Manish Madnani
Narayana Multispeciality Hospital, India
Title: Growing smaller: Single incision laparoscopic cholecystectomy; patient’s vision and surgeon’s scope
Biography
Biography: Manish Madnani
Abstract
Introduction: Laparoscopic cholecystectomy is considered as a gold standard for the surgical treatment of gallstone disease, which results in less post-operative pain, better cosmesis and shorter hospital stay than open cholecystectomy. In 1997, Navarra et al. described a single-incision laparoscopic cholecystectomy as a possible alternative procedure to the four port laparoscopic cholecystectomy. The present study is to compare Standard 4 Port Laparoscopic Cholecystectomy (S4PLC) and Single Incision Laparoscopic Cholecystectomy (SILC), in terms of safety, surgeon comfort, pain scores and final cosmetic appearance of scar.

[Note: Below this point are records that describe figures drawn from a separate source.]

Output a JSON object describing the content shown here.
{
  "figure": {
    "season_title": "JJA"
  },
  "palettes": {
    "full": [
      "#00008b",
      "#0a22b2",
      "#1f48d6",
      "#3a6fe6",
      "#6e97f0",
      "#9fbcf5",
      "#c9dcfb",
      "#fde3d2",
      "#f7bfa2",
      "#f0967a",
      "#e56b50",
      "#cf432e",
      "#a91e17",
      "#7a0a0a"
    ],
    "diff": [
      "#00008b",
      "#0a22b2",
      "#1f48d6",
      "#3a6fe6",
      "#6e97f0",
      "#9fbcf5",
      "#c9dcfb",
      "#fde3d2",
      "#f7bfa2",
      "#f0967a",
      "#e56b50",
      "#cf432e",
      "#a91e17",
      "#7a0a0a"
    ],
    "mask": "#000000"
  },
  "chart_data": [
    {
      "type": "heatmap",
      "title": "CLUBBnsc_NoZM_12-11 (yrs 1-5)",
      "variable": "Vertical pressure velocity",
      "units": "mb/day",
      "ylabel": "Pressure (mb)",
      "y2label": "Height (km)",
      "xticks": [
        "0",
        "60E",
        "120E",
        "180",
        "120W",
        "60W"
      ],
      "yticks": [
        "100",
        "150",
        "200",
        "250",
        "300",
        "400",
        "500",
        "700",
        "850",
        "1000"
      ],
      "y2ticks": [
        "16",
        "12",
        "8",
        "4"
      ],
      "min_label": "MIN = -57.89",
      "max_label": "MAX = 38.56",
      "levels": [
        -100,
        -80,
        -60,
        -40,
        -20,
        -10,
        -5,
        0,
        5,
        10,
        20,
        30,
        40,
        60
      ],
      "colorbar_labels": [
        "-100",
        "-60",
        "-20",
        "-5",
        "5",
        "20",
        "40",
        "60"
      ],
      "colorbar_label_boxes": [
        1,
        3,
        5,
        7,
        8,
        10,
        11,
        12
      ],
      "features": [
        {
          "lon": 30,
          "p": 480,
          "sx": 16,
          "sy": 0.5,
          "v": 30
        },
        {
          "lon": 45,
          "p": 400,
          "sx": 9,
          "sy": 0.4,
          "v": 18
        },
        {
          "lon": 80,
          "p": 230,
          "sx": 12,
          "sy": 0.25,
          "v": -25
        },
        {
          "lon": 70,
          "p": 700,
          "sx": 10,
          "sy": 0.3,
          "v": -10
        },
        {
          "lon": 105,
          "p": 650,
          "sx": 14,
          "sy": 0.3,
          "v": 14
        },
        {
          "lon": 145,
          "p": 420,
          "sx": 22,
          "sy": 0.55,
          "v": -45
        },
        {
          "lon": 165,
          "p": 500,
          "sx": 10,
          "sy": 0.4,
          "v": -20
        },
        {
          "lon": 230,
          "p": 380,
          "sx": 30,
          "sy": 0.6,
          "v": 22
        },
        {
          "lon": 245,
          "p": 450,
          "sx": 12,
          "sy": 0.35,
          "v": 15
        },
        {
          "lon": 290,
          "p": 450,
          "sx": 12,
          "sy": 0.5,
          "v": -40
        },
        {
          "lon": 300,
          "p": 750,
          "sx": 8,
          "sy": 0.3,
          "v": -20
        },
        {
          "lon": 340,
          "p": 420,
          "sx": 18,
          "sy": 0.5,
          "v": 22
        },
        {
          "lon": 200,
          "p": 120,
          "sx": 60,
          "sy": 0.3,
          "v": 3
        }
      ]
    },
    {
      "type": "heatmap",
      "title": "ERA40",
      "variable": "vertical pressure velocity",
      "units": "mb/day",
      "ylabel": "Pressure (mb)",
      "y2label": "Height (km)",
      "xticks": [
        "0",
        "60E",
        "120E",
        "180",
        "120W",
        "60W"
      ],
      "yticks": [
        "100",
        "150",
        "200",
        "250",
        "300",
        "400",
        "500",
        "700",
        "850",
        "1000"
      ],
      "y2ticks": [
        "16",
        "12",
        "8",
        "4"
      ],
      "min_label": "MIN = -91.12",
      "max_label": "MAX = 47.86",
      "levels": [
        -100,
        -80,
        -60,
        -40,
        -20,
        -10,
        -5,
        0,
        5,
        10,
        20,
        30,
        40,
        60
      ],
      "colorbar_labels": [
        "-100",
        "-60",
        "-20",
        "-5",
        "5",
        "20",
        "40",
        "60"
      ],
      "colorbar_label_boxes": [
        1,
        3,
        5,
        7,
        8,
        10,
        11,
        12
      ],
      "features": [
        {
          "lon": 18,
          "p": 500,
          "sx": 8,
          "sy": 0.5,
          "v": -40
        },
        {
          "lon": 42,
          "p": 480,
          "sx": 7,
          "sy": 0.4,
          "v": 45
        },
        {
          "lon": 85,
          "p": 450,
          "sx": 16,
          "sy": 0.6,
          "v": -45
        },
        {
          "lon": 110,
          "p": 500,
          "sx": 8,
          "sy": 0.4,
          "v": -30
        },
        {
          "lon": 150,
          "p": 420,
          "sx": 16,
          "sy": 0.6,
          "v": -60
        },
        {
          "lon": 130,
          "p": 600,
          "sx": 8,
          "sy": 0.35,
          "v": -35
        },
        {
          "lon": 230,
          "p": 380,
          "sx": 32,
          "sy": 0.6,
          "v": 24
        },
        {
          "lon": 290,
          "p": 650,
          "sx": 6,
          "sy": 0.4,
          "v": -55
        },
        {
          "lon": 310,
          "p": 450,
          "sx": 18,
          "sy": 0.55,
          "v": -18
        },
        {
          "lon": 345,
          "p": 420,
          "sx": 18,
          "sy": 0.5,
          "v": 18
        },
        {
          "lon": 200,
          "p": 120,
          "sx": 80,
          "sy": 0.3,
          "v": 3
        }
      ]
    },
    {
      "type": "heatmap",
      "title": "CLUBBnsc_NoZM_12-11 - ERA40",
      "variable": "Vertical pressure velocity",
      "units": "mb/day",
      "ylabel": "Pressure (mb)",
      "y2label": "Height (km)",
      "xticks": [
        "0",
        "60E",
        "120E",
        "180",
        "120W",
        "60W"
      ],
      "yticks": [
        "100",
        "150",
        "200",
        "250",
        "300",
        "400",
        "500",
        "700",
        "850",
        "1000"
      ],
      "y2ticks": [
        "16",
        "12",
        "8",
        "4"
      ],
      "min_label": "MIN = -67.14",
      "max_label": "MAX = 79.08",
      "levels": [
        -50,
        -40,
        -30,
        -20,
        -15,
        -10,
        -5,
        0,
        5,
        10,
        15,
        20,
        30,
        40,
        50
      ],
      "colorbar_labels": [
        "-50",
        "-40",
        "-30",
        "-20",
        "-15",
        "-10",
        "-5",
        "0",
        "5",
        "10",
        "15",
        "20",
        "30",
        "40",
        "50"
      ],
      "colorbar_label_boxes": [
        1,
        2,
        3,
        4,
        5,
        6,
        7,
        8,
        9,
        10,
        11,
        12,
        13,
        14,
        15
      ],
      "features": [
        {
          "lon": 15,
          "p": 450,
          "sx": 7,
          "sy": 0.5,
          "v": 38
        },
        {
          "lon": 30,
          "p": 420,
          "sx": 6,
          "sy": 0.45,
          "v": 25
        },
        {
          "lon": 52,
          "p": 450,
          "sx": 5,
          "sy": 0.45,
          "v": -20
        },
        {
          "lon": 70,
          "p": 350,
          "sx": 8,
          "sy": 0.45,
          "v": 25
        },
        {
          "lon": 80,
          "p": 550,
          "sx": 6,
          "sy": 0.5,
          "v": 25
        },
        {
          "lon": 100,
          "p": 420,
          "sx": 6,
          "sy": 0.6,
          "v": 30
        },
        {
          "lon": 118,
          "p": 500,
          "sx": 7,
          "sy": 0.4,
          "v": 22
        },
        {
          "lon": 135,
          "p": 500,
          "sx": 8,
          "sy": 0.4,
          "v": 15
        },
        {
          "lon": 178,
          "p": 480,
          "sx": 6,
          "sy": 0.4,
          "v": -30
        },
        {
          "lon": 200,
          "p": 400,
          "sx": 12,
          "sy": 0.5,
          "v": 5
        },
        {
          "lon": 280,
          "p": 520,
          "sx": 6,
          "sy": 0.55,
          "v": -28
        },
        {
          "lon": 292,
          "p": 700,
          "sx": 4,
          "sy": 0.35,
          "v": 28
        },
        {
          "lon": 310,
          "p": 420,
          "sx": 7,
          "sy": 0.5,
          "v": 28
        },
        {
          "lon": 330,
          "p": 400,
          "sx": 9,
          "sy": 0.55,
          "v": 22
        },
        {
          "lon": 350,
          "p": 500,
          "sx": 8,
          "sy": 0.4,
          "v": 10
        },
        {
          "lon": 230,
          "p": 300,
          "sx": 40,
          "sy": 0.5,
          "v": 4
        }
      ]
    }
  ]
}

Patients & Methods: At three different centers of India, total 372 patients were operated for laparoscopic cholecystectomy during July 2013 to December 2014. Patients who met exclusion criteria were not followed up for further data collection. Total 53 patients in SILC and 61 patients in S4PLC group were studied prospectively without randomization (patient autonomy was preserved). All the acquired data was filled in SPSS IBM 20.0 version and statistical analysis was done. Chi square test for qualitative data, Student’s ‘t’ Test for quantitative data, Mann Whitney U test for non-parametric data and ANOVA/MANOVA (multivariate analysis) tests for distribution of variances were used.
Results: Young patients selected SILC over S4PLC when given options of both. Mean age in SILC group was 39.87 (range 19-70), while it was 50.43 in S4PLC group (range 26-78). There were 35 (66%) females and 18 (34%) males in SILC group while in S4PLC group there were 33 (54%) females and 28 (46%) males, though this difference was not statistically different. SILC and S4PLC were comparable in incidence of intra-operative (11.3% vs. 9.8%) (p>0.05), immediate (1.9% vs. 4.9%) (p>0.05) and late post-operative complications (5.7% vs. 3.5%) (p>0.05), with a same follow up duration. It was observed that SILC and S4PLC both had no difference in post-operative pain (2.94±1.56 vs. 2.9±1.58) and analgesic requirement (28.3% vs. 27.6%). Dissection during surgery in Calot’s triangle was not felt to be difficult by the operating surgeon in both types of surgery, as difficulty was encountered in 7.54% in SILC while in 9.83% in S4PLC group (p=0.764). Though surgeons’ physical comfort and ergonomics were better with S4PLC than with SILC (p=0.001). Use of additional ports was required in more number of cases in SILC than in S4PLC (22.64% vs. 6.55%, p=0.044). Duration of surgery was longer in SILC than in S4PLC (70.26±44.8 vs. 58.64± 45.76, p=0.002). Post-operative hospital stay (31.21±15.91 vs. 33.59±14.21, p=0.094) and day of suture removal (7.21±1.34 vs. 7.31±1.39, p=0.426) was same with both procedures. Cosmetic appearance of scar is significantly better with SILC than with S4PLC (3.4±1.2 vs. 2.51±1.53, p<0.0001), which has impact on overall patient satisfaction (happy or very happy: 94.3% vs. 78.7%, p=0.001).
Conclusion: SILC is a method of laparoscopic cholecystectomy with better cosmetic advantage than conventional laparoscopic cholecystectomy. But this advantage comes at the cost of longer duration of surgery, difficult posturing, ergonomics for surgeon and other technical difficulties. Hence, SILC should only be offered to patients in whom it is anticipated to be smooth, who have greater concern for cosmesis and only by the surgeon who has enough experience of performing this procedure.